Dr. Kelverdon established the existence in his second boy of an unalterable premonition, and, being a famous nerve specialist, and a disciple of Freud into the bargain, he believed that a premonition has a cause, however primitive, however carefully concealed that cause may be. He put the boy to bed himself and tucked him up, told Tim that if he teased his brother too much he would smack him with his best Burmese slipper which had tiny nails in it, and then whispered into Tommy's ear as he cuddled down, happy and comforted, among the blankets: 'Don't make a special effort to dream, my boy; but if you do dream, try to remember it next morning, and tell me exactly what you see and feel.' He used the Freudian method.

Then, going down to his study again, he looked at the open drawer and sniffed the faint perfume of things—chiefly from Egypt—that lay inside it. But there was nothing of special interest in the drawer; indeed, it was one he had not touched for years.
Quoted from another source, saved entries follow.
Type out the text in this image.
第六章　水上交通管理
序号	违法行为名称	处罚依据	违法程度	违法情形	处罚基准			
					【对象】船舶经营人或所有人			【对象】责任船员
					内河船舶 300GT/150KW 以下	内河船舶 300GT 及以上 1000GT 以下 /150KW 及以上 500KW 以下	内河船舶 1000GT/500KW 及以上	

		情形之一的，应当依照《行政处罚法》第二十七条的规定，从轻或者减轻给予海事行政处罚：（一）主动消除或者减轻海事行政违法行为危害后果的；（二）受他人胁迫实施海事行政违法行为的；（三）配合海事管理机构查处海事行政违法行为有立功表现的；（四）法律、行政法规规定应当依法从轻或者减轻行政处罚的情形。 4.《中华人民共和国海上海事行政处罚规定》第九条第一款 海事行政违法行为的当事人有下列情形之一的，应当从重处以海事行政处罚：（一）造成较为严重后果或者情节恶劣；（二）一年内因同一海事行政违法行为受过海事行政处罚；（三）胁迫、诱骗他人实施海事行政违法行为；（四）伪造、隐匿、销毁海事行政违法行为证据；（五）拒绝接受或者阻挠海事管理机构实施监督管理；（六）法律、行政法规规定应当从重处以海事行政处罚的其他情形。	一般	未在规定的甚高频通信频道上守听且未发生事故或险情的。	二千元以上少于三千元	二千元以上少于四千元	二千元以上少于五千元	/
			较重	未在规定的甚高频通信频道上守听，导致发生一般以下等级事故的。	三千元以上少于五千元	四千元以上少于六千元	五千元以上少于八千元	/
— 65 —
He went over one by one a few of the articles, collected from various points of travel long ago. There were bead necklaces from Memphis, some trash from a mummy of doubtful authenticity, including several amulets and a crumbling fragment of old papyrus, and, among all this, a tiny packet of incense mixed from a recipe said to have been found in a Theban tomb. All these, jumbled together in pieces of tissue-paper, had lain undisturbed since the day he wrapped them up some dozen years before— indeed he heard the dry rattle of the falling sand as he undid the tissue-paper. But a strong perfume rose from the parcel to his nostrils. 'That's what Tommy means by his whiff,' he said to himself. 'That's Tommy's whiff beyond all question. I wonder how he got it first?'

He remembered, then, that he had made a note of the story connected with the incense, and after some rummaging he found the envelope and read the account jotted down at the time. He had meant to hand it over to a literary friend—the tale was so poignantly human—then had forgotten all about it. The papyrus, dating over 3000 B.C., had many gaps. The Egyptologist had admittedly filled in considerable blanks in the afflicting story:—

A victorious Theban General, Prince of the blood, brought back a Syrian youth from one of his foreign conquests and presented him to his young wife who, first mothering him for his beauty, then made him her personal slave, and ended by caring deeply for him. The slave, in return, loved her with passionate adoration he was unable to conceal. As a Lady of the Court, her quasi-adoption of the youth caused comment. Her husband ordered his dismissal. But she still made his welfare her especial object, finding frequent reasons for their meeting. One day, however, her husband caught them together, though their meeting was in innocence. He half strangled the youth, till the blood poured down upon his own hands, then had him flogged and sent away to On, the City of the Sun.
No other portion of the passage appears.